Does the Taylor series expansion for e^x converge quickly?

[sandy.bridge]

Hello all,
My question is in regards to the Taylor series expansion of
$$f(x)=e^x=1+x+x^2/(2!)+x^3/(3!)...$$
I calculated the value of
$$e^(-2)$$
using the first 4 terms, 6 terms, and then the first 8 terms. I then calculated the relative error to compare it to the true value, depcited by my calculator to 6 significant figures. Using the first four terms, I found an error of 2609%. Using the first 6 terms I found an error of 2905%, and lastly using the first 8 terms I found an error of 2952%.

What can I conclude from this? Does the error increase (at a decreasing rate) until it begins decreasing (at an increasing rate)?

 

[CompuChip]

How did you get to 2609%?
If I take 4 terms I get an error of around 46%.

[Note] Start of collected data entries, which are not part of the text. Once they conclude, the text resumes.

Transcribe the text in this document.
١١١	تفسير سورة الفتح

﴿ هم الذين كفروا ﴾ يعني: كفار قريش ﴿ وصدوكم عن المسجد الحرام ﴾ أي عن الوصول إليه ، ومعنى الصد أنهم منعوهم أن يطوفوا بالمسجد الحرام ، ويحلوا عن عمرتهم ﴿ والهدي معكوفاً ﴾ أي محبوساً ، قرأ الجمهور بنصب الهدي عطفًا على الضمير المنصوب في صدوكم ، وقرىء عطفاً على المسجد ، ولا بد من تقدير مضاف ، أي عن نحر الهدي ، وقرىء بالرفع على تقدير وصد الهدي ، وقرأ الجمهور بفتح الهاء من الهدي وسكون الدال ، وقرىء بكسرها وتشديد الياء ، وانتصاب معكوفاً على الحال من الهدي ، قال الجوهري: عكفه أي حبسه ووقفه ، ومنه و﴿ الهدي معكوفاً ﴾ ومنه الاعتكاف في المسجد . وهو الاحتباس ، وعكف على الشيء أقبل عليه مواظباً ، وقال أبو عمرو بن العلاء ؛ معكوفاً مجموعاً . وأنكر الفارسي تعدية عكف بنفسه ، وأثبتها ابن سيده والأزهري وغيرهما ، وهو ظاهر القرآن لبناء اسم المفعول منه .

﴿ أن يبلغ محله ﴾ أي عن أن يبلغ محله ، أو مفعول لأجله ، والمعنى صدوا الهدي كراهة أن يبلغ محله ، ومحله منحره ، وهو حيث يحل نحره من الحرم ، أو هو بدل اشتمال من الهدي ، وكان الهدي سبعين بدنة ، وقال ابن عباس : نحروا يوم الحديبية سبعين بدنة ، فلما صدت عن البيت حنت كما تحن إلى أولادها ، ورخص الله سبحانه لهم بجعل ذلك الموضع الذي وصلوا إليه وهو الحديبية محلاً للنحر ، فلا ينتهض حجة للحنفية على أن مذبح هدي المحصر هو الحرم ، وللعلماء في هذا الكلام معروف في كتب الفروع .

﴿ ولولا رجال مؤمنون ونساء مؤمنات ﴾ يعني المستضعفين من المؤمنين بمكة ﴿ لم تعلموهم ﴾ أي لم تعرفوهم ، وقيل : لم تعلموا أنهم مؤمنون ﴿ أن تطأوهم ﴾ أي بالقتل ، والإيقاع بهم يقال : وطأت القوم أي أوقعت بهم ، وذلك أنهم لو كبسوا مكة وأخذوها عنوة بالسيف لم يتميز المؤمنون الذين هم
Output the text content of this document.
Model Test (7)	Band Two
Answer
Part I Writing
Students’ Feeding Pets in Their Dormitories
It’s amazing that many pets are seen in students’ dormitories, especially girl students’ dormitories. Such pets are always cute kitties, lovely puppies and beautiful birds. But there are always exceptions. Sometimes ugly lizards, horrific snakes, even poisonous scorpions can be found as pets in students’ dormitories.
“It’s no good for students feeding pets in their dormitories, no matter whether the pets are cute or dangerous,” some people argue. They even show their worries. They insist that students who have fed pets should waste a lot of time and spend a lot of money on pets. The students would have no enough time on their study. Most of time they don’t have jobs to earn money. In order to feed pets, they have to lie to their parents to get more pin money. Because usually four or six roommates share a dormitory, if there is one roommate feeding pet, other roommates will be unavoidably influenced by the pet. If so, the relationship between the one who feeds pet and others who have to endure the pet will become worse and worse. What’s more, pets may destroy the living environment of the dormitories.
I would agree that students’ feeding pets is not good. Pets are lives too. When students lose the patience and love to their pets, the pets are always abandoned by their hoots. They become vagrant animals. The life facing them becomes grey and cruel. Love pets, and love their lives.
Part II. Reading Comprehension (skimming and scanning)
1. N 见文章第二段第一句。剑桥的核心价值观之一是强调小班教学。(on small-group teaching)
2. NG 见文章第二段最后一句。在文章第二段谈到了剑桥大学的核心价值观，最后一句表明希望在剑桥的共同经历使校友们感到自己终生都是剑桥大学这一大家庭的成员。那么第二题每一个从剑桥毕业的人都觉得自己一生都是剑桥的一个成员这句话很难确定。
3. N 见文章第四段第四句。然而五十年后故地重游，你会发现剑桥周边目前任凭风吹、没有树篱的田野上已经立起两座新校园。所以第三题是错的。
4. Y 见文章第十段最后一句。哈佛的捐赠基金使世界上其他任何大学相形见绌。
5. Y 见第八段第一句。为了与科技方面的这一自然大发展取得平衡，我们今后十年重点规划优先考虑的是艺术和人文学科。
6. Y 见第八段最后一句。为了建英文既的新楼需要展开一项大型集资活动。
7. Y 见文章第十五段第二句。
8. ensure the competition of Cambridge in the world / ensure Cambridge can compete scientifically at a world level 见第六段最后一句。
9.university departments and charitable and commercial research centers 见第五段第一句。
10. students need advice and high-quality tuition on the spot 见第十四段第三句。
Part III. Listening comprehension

Are you sure you entered the even powers correctly? One of the most common mistakes is to enter (-2)² as -2² = -(2²).

 

[sandy.bridge]

Oops, I had a mistake.n However, upon doing it again, I get an error of 346.3.
relative error=100((e^(-2)-(sum of first four terms))/e^(-2))=100((e^(-2)-(-0.333333))/e^(-2))=346%

 

[pbuk]

Yes the error after 4 terms is 346%. But in the next 4 terms the errors are 146%, -51%, 15% and 4%; after another 4 terms the error is only 5 parts in a thousand and another four, -2 in 1 million. The error decreases in magnitude with each successive term (except for the second term, x) and converges fast enough for me.

 

[CellCoree]

Based on your calculations, it appears that the error does decrease as more terms are added to the Taylor series expansion. However, it does not decrease at a constant rate and may even initially increase before decreasing. This is a common characteristic of Taylor series expansions, as they are only approximations and become more accurate as more terms are added. In general, the convergence rate of a Taylor series expansion depends on the function being approximated, and some may converge faster than others. It is important to use a sufficient number of terms to ensure accuracy, especially for functions with more complex behavior.